£250,000 prize for new garden city idea

A Tory peer has launched a competition to find the best idea for a garden city with prize money of £250,000 up for grabs.

Tory peer Simon Wolfson
Tory peer Simon Wolfson

The Wolfson Economics Prize, now in its second year, was founded by Lord Wolfson of Aspley Guise, chief executive of retailer Next.

This year the prize will be awarded to the best answer to the question: "How would you deliver a new garden city which is visionary, economically viable and popular?"

The prize is being managed by think-tank the Policy Exchange, which has published information for entrants.

There are three main criteria:

  1. Proposals must offer a radical vision for improving the quality of urban life through the architecture, civic design, public spaces, transport networks and infrastructure that inspires judges.
  2. Entrants must show how the city can be self-financing, for example, by selling forward future taxation income to fund infrastructure up-front. They must also set out imaginative proposals showing how the body developing the city will relate to other governance structures in the area, for example, it could have its own planning powers.
  3. Judges must be convinced that the proposals would stand a good change of winning a local referendum. Entrants must outline how the interests of local residents be protected and fairly compensated if adversely affected.

Lord Wolfson has been openly critical of the planning system, calling its rules "slow, Luddite and backward-looking" in a speech at the British Chambers of Commerce in 2011.

Speaking to Planning, Wolfson said that it was "almost a guarantee" that the winning idea would have to be delivered through a development corporation, such as that used for the London Docklands.

"To try and achieve something on this scale would put too much pressure on any local authority, and would take too long," he said.

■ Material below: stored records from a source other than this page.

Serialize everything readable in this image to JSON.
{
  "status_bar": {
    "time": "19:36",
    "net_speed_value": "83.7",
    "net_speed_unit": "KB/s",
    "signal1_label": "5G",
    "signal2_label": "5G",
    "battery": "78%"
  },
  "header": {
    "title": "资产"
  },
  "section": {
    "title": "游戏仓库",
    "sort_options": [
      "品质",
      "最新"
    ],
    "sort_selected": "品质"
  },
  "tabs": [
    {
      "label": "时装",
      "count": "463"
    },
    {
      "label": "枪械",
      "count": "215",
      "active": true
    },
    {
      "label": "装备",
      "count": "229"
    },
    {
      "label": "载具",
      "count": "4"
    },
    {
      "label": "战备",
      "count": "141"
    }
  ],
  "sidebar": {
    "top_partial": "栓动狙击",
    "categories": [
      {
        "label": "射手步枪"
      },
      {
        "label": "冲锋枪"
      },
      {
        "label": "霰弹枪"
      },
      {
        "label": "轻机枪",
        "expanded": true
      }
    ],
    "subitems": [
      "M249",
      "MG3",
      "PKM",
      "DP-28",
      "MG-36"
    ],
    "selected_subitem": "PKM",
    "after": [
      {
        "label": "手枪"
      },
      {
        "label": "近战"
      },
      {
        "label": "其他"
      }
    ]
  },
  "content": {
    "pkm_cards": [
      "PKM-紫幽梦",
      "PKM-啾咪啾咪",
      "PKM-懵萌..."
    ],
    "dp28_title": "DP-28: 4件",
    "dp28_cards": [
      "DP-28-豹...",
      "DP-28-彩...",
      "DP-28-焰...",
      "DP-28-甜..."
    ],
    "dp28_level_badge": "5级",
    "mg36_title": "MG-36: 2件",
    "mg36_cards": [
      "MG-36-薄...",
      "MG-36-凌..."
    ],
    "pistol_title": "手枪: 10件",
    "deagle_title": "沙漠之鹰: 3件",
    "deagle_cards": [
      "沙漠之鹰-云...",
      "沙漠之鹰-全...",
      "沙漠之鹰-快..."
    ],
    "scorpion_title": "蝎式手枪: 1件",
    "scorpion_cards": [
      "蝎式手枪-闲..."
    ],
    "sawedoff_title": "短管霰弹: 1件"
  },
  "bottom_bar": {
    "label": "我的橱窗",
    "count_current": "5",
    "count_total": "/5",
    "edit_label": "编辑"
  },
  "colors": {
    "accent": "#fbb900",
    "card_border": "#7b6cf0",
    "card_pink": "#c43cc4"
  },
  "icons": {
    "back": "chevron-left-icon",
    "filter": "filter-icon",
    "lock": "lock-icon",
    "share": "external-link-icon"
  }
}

He was confident that nearby communities could be persuaded of the benefits of a garden city if entrants proposed high quality ideas.

Bringing ideas forward through a competition ensured that answers are not imposed on people, he said.

"One of the problems with any idea of a new city is that normally it invites immediate criticism," he said. "This is an invitation for people not to criticise but to come forward with an idea."

Local planning authorities would be among the groups who entrants would need to win over, Wolfson said. But he added: "There is no reason why a local authority couldn’t win the prize, or a chief planner."

A spokeswoman for the Town and Country Planning Association, which has been driving the debate about new garden cities, said that it supported the competition. "It is a good way of creating debate, but we also need direction and guidance from government," she said.

The closing date for initial ideas is 3 March 2014, after which judges will announce short-listed entrants, all of whom will receive £10,000 if they submit a further, expanded submission.